Military commanders, however, warned that the town could still fall to the extremists and that it would take more than air power to prevent its capture.
“Air strikes alone are not going to do this, not going to fix this, not going to save the town of Kobani,” Pentagon spokesman Rear Admiral John Kirby said. Ultimately, “capable” ground forces – rebel fighters in Syria and Iraqi government troops – would have to defeat the group, he said.
The US-led air campaign was launched in Iraq on August 8 and extended into Syria on September 23 with military support from the UAE, Saudi Arabia, Bahrain, Jordan and Qatar.
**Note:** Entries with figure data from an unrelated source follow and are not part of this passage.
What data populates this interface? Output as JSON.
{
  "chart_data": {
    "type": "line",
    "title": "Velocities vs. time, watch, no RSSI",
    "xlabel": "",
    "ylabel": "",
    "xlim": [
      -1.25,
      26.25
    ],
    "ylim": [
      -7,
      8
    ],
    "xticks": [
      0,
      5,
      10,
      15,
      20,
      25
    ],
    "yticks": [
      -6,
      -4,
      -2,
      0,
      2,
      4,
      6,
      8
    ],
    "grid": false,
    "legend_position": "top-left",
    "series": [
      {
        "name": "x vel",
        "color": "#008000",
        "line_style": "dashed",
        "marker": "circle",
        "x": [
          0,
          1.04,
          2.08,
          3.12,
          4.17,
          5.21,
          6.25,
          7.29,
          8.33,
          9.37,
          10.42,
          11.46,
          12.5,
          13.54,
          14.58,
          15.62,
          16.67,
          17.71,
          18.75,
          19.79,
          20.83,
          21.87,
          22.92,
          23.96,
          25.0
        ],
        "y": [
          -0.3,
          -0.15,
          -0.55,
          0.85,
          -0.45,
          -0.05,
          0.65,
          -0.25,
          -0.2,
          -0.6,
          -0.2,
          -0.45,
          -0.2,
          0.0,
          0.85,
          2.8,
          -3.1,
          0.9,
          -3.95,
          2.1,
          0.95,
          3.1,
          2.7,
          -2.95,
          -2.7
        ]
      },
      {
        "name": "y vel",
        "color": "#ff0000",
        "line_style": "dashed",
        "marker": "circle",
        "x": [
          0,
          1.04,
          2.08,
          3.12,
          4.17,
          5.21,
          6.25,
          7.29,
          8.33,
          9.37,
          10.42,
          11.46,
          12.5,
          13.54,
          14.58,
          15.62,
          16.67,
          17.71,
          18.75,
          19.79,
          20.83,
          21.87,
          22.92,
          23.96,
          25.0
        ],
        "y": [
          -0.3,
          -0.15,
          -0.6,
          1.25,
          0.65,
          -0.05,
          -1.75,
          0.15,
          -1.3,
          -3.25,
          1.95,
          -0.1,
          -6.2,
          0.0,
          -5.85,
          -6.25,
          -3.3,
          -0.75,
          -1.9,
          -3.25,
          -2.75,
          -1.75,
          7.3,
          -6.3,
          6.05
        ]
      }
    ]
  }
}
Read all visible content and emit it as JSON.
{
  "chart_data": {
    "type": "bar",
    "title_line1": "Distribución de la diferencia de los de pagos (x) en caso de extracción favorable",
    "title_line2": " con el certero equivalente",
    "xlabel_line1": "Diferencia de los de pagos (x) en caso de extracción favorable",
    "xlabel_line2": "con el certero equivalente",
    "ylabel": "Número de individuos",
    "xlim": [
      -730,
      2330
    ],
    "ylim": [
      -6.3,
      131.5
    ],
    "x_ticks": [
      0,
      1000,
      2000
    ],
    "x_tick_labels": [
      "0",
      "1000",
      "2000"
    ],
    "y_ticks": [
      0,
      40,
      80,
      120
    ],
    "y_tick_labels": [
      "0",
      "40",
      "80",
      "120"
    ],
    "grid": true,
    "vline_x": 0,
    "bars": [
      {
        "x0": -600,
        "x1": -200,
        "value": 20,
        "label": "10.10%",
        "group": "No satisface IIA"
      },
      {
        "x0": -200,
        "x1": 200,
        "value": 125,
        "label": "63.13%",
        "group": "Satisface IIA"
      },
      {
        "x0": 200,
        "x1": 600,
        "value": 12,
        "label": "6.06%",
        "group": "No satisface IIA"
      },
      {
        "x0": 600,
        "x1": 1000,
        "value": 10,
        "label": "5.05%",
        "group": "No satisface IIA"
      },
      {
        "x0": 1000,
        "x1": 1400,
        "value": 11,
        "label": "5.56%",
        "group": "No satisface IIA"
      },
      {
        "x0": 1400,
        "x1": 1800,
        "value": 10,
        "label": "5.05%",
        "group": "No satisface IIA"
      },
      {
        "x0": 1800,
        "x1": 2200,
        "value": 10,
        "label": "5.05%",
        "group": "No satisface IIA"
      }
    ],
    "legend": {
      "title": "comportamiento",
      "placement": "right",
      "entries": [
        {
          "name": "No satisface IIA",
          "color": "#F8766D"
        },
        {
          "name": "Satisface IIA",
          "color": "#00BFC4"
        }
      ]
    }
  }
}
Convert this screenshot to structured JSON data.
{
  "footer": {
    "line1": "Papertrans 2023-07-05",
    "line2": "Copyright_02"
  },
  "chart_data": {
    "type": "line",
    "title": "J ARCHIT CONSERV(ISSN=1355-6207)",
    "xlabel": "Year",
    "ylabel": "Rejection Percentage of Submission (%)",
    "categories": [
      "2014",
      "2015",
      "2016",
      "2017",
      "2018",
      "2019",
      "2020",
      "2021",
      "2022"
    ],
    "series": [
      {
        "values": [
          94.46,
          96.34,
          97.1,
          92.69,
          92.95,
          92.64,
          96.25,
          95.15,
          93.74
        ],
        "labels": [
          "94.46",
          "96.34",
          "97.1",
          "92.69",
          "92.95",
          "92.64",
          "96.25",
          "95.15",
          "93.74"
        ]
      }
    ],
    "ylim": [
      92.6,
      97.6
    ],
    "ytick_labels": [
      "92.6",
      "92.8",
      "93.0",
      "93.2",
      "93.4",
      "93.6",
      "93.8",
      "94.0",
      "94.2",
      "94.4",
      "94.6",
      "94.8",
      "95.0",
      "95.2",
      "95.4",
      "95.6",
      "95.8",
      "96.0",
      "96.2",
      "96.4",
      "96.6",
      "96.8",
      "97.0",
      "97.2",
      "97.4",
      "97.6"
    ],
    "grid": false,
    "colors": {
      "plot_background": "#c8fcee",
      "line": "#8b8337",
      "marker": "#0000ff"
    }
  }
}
Its aim was to halt the advance of ISIL and to buy time to build up “moderate” rebel forces in Syria and Baghdad government and Kurdish troops in Iraq.
But despite the bombing raids, ISIL have continued to gain ground in some areas, including around Kobani.
About 200,000 people have flooded across the border into Turkey, but some residents who had fled said hundreds more remained two days after militants breached the town’s defences.
Wednesday’s airstrikes included four south of Kobani that destroyed an armoured personnel carrier, three vehicles and an artillery piece, Central Command said.
A fifth raid south-west of Kobani destroyed an ISIL armed vehicle while a sixth strike decimated an artillery cannon on the “southern edge” of the town.
Coalition warplanes on Wednesday also bombed two ISIL positions north-west of Raqqa, hitting a training camp, and a raid in Deir Ezzor, destroying a tank.
America’s top military officer yesterday acknowledged difficulties in tracking the militants from the air.
The chairman of the US Joint Chiefs of Staff, Gen Martin Dempsey, said coalition aircraft were bombing ISIL whenever possible but the militants were often concealing their movements.
“We have been striking when we can,” Gen Dempsey told ABC News.
ISIL fighters are “a learning enemy and they know how to manoeuvre and how to use populations and concealment”, the general said.
He indicated the extremists were more difficult to track as they were staying off of mobile phones or other devices that could be monitored.
“They don’t fly flags and move around in large convoys the way they did,” he said. “They don’t establish headquarters that are visible or identifiable.”
Coalition planes also renewed airstrikes on ISIL in Iraq on Tuesday and Wednesday, with five bombing raids by fighter jets and unmanned drones, Central Command said.
The operation included three strikes west of Baghdad, where Iraqi government forces are under pressure from the militants.
One raid east of Fallujah destroyed an ISIL checkpoint and armed vehicle, a strike in western Ramadi destroyed three ISIL buildings and two anti-aircraft artillery pieces and a bombing run north-west of Ramadi destroyed an ISIL checkpoint, it said.
Coalition forces, which included British and Dutch warplanes, also bombed targets near Mount Sinjar in two strikes.
The coalition has flown more than 4,800 sorties, including refuelling and surveillance flights, since the air campaign began on August 8.
The US has conducted an the majority of the air strikes and other flights, using planes at bases in the region as well as fighter jets on an aircraft carrier in the Gulf.